Yüksek verimli ineklere sahip olmanın en kısa yolu
bunları satın almaktır. Yeni üretime başlayacak bir işletme için
geçerli olan bu yol, düşük verimli ineklere sahip olanlar için
uygun olmayabilir. Bu tip işletmeler, daha yüksek verimli
sürülerden, özellikle erkek damızlık yada sperma satın alarak
sürünün gelecek yıllardaki verimini yükseltme yoluna gidebilirler.
Yetenekli ve Bilgili
İşletmeci
Süt sığırı yetiştiriciliği, birkaç farklı işin bir
arada ve dikkatli bir şekilde yapılmasını gerektirir. İyi bir
işletmeci, hayvanlardan yavru alma, sağım, sürünün bakım ve
beslenmesi ile kaba yem üretimi ve depolama konularında yeterli
bilgi ve beceriye sahip olmalıdır. Bunlara ek olarak iyi bir
işletmeci olması beklenen yetiştiricinin ürünün satılması
aşamasında iyi bir pazarlamacı, ihtiyaçların satın alınması
aşamasında da usta bir alıcı olması zorunludur.
Pazarlama
Kolay bozulabilen ve saklanması bir takım ek
masraflar gerektiren ve yıl boyunca her gün üretimi söz konusu
olan sütün çiğ olarak satılması istenir.
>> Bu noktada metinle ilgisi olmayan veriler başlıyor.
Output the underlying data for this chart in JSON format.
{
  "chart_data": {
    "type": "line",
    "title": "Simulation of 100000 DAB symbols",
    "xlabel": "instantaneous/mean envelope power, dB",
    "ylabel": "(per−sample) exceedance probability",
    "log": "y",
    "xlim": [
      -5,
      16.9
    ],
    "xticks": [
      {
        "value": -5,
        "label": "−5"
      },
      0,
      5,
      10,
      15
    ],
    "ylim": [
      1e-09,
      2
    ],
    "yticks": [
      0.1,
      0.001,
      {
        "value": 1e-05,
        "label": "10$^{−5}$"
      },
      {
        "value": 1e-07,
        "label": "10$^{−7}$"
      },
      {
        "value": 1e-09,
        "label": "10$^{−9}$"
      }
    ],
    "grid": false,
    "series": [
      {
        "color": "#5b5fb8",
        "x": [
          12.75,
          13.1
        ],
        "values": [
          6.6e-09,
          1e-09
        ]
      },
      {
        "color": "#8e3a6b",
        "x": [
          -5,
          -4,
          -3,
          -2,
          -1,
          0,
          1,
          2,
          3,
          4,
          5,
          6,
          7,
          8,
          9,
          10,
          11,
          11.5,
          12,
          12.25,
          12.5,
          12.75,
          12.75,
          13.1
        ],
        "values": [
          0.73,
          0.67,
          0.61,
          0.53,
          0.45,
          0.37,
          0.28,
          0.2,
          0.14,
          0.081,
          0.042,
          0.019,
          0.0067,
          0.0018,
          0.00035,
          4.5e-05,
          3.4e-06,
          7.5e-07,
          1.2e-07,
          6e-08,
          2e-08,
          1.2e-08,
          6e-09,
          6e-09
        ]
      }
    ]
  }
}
Bu ancak iyi bir
pazarlama ağı ile mümkündür. Gelişmiş ülkelerde çiğ sütün en
önemli alıcısı süt fabrikalarıdır. Türkiye’de çiğ sütün doğrudan
fabrikalara gitmesi için bir takım uğraşlar vardır. Ne var ki bu
konuda henüz önemli bir başarı sağlanabilmiş değildir. Halen en
kolay süt satabilen işletmeler büyük tüketim merkezleri civarında
kurulmuş olanlardır. Son yıllarda, özellikle Marmara ve Ege
bölgelerinde, süt üreticilerinin kooperatifleri aracılığı ile
pazarlama olanaklarını iyileştirme girişimleri başarılı olmuştur.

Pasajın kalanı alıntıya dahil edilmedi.